“I went to the nursery without having decided I would do it, let alone how. It had to seem to be an accident. I couldn’t be suspected. But I loved her, so I couldn’t bear to touch her, place a pillow on her face, fight her, subdue her perhaps. I knew I could never see that through.
“It occurred to me that the odds of survival would be in her favour if I simply put a button in her mouth. And the idea of letting someone or something else, some other agency, decide my sister’s fate appealed to me. I fancied I would not wholly be to blame if she died. If the button did her no harm, if she simply swallowed it, no one would know. If she began to choke and was saved, revived, and the button was found and discovered to be mine, I would at most be accused of carelessness. As I would be if she died.
“So I removed the thread that attached the button to my shirt. I took the button between my thumb and forefinger, held it over her mouth and, when she yawned, simply dropped it in. I didn’t have to force it in, didn’t have to touch her. She closed her mouth but didn’t cough. She never made a sound. She merely looked at me as she always did. I kissed her on the forehead and hurried to my room. I lay, fully clothed, on my bed. I waited, not favouring one outcome over the others. I didn’t think or feel afraid. My mind was blank until I heard Nurse screaming.”
“Poor Vivvie,” Deacon said. He began to cry. “Oh God,” Esse whispered and Deacon took her hand.
“There is nothing at my core but guilt. There is otherwise no being at the innermost of me. I have nightmares that I was, am, the origin of nothing. Nothing began when I was born and the world will in no way be diminished by my death. I thought I would exist forever, in the minds of those who will one day admire this house and wonder about the man who built it. But I know that other greater men deserve that honour. I only bought their minds. And for me, it is ruined now. All of it. But I once thought that if nothing else you, Landish, were the kind of man who would remain my friend no matter what, no matter if you knew the truth.”
“Then why didn’t you tell me the truth?”
“I would have if you’d come to Vanderland when I first asked you to. I fancied that if I told you of my secret crime, my guilt would be halved, and that we would share a bond of friendship that no force on earth could break.”
He stood up and brushed the dust from the knees of his trousers.
“There is a peculiar kind of loneliness that can settle on you in a place like this at night. Perhaps you’ve felt it. The darkness. The silence. Or its opposite, the roaring of that awful mountain wind. This is not the sort of place where it pays to live alone.”
“Van, I do know what you speak of, that darkness. I left you to die at the hands of your wife. If not for Trull, you would be dead now, and I would be as guilty as your wife.”

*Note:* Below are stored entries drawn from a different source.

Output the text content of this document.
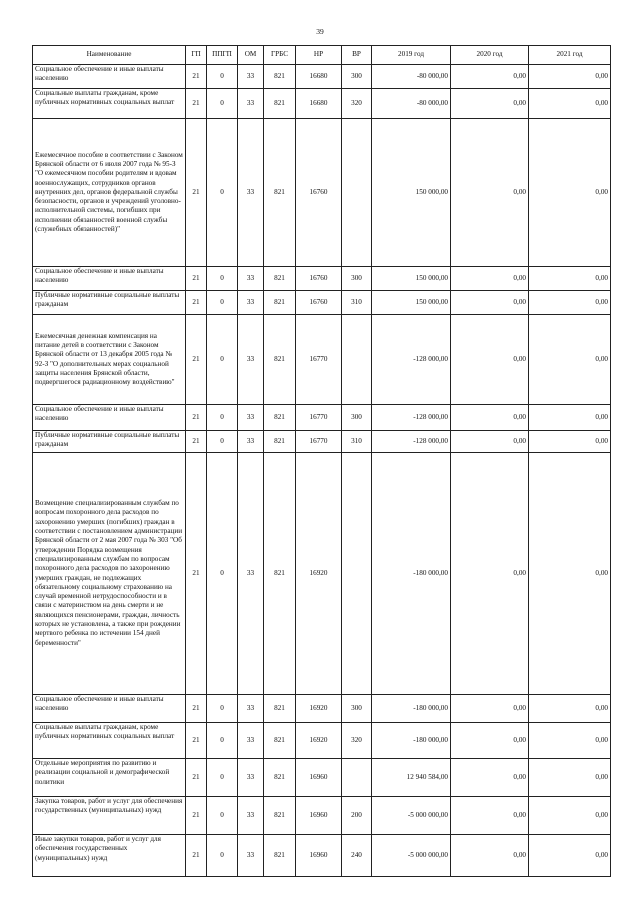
39
Наименование	ГП	ППГП	ОМ	ГРБС	НР	ВР	2019 год	2020 год	2021 год
Социальное обеспечение и иные выплаты населению	21	0	33	821	16680	300	-80 000,00	0,00	0,00
Социальные выплаты гражданам, кроме публичных нормативных социальных выплат	21	0	33	821	16680	320	-80 000,00	0,00	0,00
Ежемесячное пособие в соответствии с Законом Брянской области от 6 июля 2007 года № 95-З "О ежемесячном пособии родителям и вдовам военнослужащих, сотрудников органов внутренних дел, органов федеральной службы безопасности, органов и учреждений уголовно-исполнительной системы, погибших при исполнении обязанностей военной службы (служебных обязанностей)"	21	0	33	821	16760		150 000,00	0,00	0,00
Социальное обеспечение и иные выплаты населению	21	0	33	821	16760	300	150 000,00	0,00	0,00
Публичные нормативные социальные выплаты гражданам	21	0	33	821	16760	310	150 000,00	0,00	0,00
Ежемесячная денежная компенсация на питание детей в соответствии с Законом Брянской области от 13 декабря 2005 года № 92-З "О дополнительных мерах социальной защиты населения Брянской области, подвергшегося радиационному воздействию"	21	0	33	821	16770		-128 000,00	0,00	0,00
Социальное обеспечение и иные выплаты населению	21	0	33	821	16770	300	-128 000,00	0,00	0,00
Публичные нормативные социальные выплаты гражданам	21	0	33	821	16770	310	-128 000,00	0,00	0,00
Возмещение специализированным службам по вопросам похоронного дела расходов по захоронению умерших (погибших) граждан в соответствии с постановлением администрации Брянской области от 2 мая 2007 года № 303 "Об утверждении Порядка возмещения специализированным службам по вопросам похоронного дела расходов по захоронению умерших граждан, не подлежащих обязательному социальному страхованию на случай временной нетрудоспособности и в связи с материнством на день смерти и не являющихся пенсионерами, граждан, личность которых не установлена, а также при рождении мертвого ребенка по истечении 154 дней беременности"	21	0	33	821	16920		-180 000,00	0,00	0,00
Социальное обеспечение и иные выплаты населению	21	0	33	821	16920	300	-180 000,00	0,00	0,00
Социальные выплаты гражданам, кроме публичных нормативных социальных выплат	21	0	33	821	16920	320	-180 000,00	0,00	0,00
Отдельные мероприятия по развитию и реализации социальной и демографической политики	21	0	33	821	16960		12 940 584,00	0,00	0,00
Закупка товаров, работ и услуг для обеспечения государственных (муниципальных) нужд	21	0	33	821	16960	200	-5 000 000,00	0,00	0,00
Иные закупки товаров, работ и услуг для обеспечения государственных (муниципальных) нужд	21	0	33	821	16960	240	-5 000 000,00	0,00	0,00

“My dear Landish. Goodbye. We’ll resume our own paths through Just Mist. I’ll often wonder what became of you, but I’ll never seek you out again. Go. You can read about me and mine and Vanderland in the papers. Take Deacon and Miss Esse with you. And Captain Druken’s hat. But give me back the ring box that my father gave me. I’ll store the button somewhere in the Rume.”
He gave them a carriage drawn by a pair of horses. Deacon and Miss Esse sat up front with Landish who held the reins. They found the road that went to Ashton but they turned the other way. Landish said they would go north all night if they could. He wasn’t sure if they were fugitives. They would shadow the train for a while. They would wind their way along the rivers, through the valleys, between the mountains you could never reach no matter if you drove for days. Mountains, he told Deacon, were the opposite of people. They came out of the Womb of Time as big as they would ever be. The mountains in the west were young and strong. They had snow that never melted. The mountains of the east were in Just Mist. They were little more than hills they were starting to forget.
The Blue Ridge and the Smokies. The Appalachians. And all the other names they never knew and never would because there was only one place where they knew the names of everything—and they were going back there now. They were headed home to Newfoundland and Landish thought for the first time that they might just make it.
Landish felt the past, the present, the history, the yearning of a nation that, like Newfoundland, would never have a heyday, passing by them in the dark.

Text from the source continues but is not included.